Known as “Tick Click,” users can see photos of the ticks with information about the disease pathogens they could be carrying, with helpful hints for safe removal, information on repellants and links to informational websites, she said.

“The one that seems to have taken over is the Lone star tick,” she said. “It is even out in the sun, you don’t usually think you’re going to find ticks out in the sun.”

Ms. Boulier said Cornell received the $8,000 grant in May.
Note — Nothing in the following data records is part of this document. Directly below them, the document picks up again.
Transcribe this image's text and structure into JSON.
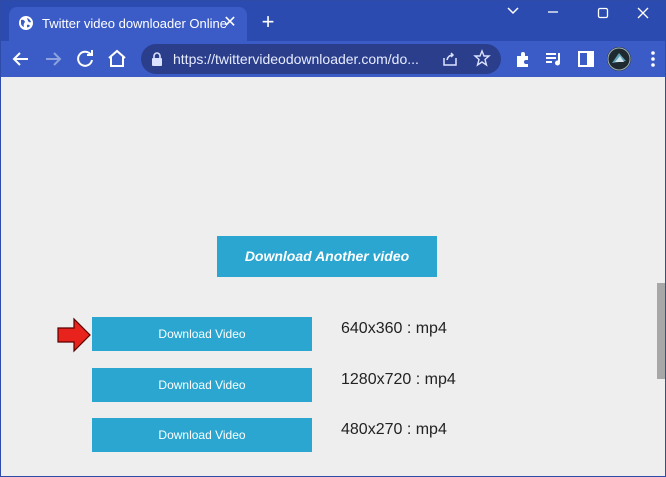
{
  "browser": {
    "tab": {
      "title": "Twitter video downloader Online",
      "close_glyph": "✕",
      "favicon": "globe-icon"
    },
    "new_tab_glyph": "+",
    "url": "https://twittervideodownloader.com/do...",
    "icons": [
      "back-icon",
      "forward-icon",
      "reload-icon",
      "home-icon",
      "lock-icon",
      "share-icon",
      "star-icon",
      "extensions-icon",
      "media-control-icon",
      "side-panel-icon",
      "avatar",
      "menu-icon"
    ],
    "accent_colors": {
      "titlebar": "#2b4bb0",
      "toolbar": "#3b5cc6"
    }
  },
  "page": {
    "another_button": "Download Another video",
    "downloads": [
      {
        "button": "Download Video",
        "resolution": "640x360 : mp4"
      },
      {
        "button": "Download Video",
        "resolution": "1280x720 : mp4"
      },
      {
        "button": "Download Video",
        "resolution": "480x270 : mp4"
      }
    ],
    "colors": {
      "button": "#2aa6d0",
      "arrow": "#e8221c",
      "background": "#eeeeee"
    }
  }
}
The research center is using a portion of the grant to help fund its ongoing educational workshops that relate to both tick and mosquito safety.

The hour-long workshops address long-held myths about the vectors for disease, and will to set the record straight on “chiggers,” which Ms. Boulier said do not actually exist on Long Island.

The tiny, itchy bites some have been unlucky enough to endure are actually that of Lone star tick larvae, Ms. Boulier said.

“There’s a misconception and were finding that even those in the medical community are telling patients otherwise,” she said.

She said the workshops also touch on different options of repellant, as not all repellants fend off both ticks and mosquitoes.

“It is valuable if you’re out there shopping for a product to know what active ingredients to look for,” she said.

Two workshops have been scheduled on the North Fork: Sept. 11 at 7 p.m. at the Riverhead Cornell building at 423 Griffing Avenue, and 10 a.m. Sept. 16 at the Suffolk County Learning Center at Cedar Beach in Southold.